With seven thriving bottle-service clubs crowding West 27th Street alone, a dozen members of the New York City Council sponsor a resolution to ban the seemingly ubiquitous practice, saying it “drastically increases patrons’ incentive to drink intemperately and promotes dangerous levels of drunkenness.” Uh, isn’t that kind of the whole point? The resolution fails.

2008 – Bobby Bottleservice

https://www.youtube.com/watch?v=v1KZtvRcdQo



As the waning bottle-service culture reels from the 2008 economic crash, comedian Nick Kroll debuts his hilariously douchey Bobby Bottleservice character on Funny or Die’s website. Bottleservice, whose hobbies include wearing glittery Ed Hardy shirts and manscaping his pubes into gargoyle wings, later appears on Comedy Bang! Bang!and Kroll Show, where he very much stars on the show within a show, Gigolo House. (Note: BB very much says “very much” a lot, bro.)
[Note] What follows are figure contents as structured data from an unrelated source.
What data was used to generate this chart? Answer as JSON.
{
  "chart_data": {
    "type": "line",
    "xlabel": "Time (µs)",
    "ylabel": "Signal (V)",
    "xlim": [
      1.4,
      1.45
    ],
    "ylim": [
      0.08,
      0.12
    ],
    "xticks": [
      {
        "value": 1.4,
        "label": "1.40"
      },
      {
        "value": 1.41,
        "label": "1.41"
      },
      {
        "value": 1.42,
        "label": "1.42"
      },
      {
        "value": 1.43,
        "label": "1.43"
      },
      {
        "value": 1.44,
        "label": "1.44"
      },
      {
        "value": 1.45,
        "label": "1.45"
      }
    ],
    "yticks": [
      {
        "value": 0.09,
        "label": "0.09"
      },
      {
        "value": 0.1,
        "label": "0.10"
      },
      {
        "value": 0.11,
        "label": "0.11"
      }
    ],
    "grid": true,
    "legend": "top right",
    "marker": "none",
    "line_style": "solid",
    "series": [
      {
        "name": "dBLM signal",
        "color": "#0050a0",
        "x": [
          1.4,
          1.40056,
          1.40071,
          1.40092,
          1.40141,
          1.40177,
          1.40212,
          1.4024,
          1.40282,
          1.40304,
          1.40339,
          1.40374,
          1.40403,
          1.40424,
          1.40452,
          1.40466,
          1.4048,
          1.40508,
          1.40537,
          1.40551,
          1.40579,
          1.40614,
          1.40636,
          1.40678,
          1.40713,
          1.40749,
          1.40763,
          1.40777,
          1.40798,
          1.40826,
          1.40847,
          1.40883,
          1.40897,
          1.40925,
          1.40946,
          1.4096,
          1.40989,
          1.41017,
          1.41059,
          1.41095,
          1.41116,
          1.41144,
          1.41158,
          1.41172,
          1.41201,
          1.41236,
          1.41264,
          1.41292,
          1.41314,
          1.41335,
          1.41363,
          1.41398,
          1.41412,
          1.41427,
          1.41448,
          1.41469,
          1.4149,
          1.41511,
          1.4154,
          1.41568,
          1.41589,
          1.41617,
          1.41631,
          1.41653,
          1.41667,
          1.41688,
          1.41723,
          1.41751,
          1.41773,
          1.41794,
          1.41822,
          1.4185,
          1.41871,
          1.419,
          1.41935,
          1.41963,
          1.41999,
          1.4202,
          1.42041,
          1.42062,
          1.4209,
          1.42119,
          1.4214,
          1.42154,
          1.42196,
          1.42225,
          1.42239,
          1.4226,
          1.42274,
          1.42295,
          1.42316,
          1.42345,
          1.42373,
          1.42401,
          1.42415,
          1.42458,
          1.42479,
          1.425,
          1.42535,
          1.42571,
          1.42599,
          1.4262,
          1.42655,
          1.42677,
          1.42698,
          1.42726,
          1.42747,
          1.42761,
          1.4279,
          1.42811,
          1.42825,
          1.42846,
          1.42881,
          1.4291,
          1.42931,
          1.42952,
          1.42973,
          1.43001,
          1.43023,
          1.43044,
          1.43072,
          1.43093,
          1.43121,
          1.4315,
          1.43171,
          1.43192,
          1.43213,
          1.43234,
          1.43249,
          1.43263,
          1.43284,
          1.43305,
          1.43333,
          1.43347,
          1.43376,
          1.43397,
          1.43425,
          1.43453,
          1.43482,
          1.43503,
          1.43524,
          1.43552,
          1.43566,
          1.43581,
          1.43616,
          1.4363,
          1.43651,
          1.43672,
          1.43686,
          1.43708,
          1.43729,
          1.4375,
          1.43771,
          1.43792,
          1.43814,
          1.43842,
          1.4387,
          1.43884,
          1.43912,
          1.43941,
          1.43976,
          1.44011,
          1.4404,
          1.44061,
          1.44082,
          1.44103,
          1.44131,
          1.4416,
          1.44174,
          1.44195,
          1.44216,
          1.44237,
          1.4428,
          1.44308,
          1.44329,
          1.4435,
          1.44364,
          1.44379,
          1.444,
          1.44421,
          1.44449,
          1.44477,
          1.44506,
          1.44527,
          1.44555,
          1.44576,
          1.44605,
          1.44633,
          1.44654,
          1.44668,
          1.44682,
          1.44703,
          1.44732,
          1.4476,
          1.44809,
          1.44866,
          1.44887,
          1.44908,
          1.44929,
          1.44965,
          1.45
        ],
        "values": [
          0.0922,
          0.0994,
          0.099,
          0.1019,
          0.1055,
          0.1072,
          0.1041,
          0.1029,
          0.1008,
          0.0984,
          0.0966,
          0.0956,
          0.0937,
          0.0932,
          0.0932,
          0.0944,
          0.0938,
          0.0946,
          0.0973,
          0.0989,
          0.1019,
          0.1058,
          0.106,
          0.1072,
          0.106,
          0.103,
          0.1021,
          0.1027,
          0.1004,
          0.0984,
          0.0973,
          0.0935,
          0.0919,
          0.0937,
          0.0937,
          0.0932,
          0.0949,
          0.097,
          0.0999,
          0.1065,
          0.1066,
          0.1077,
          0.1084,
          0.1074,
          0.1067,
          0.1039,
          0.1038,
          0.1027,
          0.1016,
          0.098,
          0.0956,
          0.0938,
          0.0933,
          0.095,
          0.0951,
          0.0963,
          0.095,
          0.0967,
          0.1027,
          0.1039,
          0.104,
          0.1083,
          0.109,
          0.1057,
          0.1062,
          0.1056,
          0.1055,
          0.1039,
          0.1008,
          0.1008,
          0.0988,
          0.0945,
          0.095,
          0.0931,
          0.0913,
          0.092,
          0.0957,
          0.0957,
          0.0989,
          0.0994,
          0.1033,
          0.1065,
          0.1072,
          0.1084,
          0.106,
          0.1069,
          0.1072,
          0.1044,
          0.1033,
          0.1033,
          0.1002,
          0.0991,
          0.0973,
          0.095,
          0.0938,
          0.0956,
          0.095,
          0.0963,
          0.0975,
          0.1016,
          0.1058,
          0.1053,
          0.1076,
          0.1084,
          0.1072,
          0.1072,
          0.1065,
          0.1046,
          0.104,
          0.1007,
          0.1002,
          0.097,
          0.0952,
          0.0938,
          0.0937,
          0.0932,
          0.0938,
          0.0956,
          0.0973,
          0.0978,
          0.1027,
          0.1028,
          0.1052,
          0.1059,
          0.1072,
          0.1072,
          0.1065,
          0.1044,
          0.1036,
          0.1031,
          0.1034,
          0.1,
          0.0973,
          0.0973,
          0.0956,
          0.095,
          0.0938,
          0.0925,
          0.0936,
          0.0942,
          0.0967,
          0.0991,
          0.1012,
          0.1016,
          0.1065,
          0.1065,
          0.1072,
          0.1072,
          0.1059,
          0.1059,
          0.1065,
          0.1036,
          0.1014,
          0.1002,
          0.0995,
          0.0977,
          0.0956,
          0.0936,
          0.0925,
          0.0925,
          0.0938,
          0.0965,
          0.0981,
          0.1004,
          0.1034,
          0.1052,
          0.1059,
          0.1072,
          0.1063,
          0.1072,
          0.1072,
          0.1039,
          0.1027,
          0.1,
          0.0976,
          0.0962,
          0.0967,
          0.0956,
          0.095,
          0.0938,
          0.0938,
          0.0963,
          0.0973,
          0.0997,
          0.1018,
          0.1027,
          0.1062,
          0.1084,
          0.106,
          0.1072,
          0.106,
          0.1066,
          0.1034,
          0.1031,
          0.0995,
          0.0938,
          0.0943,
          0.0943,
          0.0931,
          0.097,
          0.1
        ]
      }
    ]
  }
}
2011 – The Don Of The Nightlife

Blackjack ace Don Johnson, who claims to have taken down several Atlantic City casinos for $15 million in winnings, spends $269,000 at London’s One Four One nightclub while partying with Jon Bon Jovi. The awesomely named Pennsylvania-based card shark raises the bar in wastefulness by spraying clubgoers with a 30-liter Armand de Brignac champagne he bought for $192,000. Shine on, you crazy diamond.

2013 – $1 Million Champagne

XS at the Wynn Las Vegas lives up to its name by shamelessly hawking an 18-bottle Armand de Brignac “Empire” Collection for $1 million. Touted as the priciest bottle service ever, it features a 30-liter Midas bottle of sparkling rosé. Not sold? Neither was anyone else: The million-dollar deal has yet to be purchased.

2014 – Sin City Supremacy

Want proof that bottle service remains insanely profitable? XS, the 40,000-square-foot monstrosity inside the Encore Las Vegas, is named the nation’s top-grossing venue for the fourth time, with estimated annual revenues of $90 million. The megaclub lures the bottle-buying tourist hordes with its stable of superstar DJs. Hmm, irritating EDM beats and hugely inflated bottle-service bills? No wonder this place is killing it!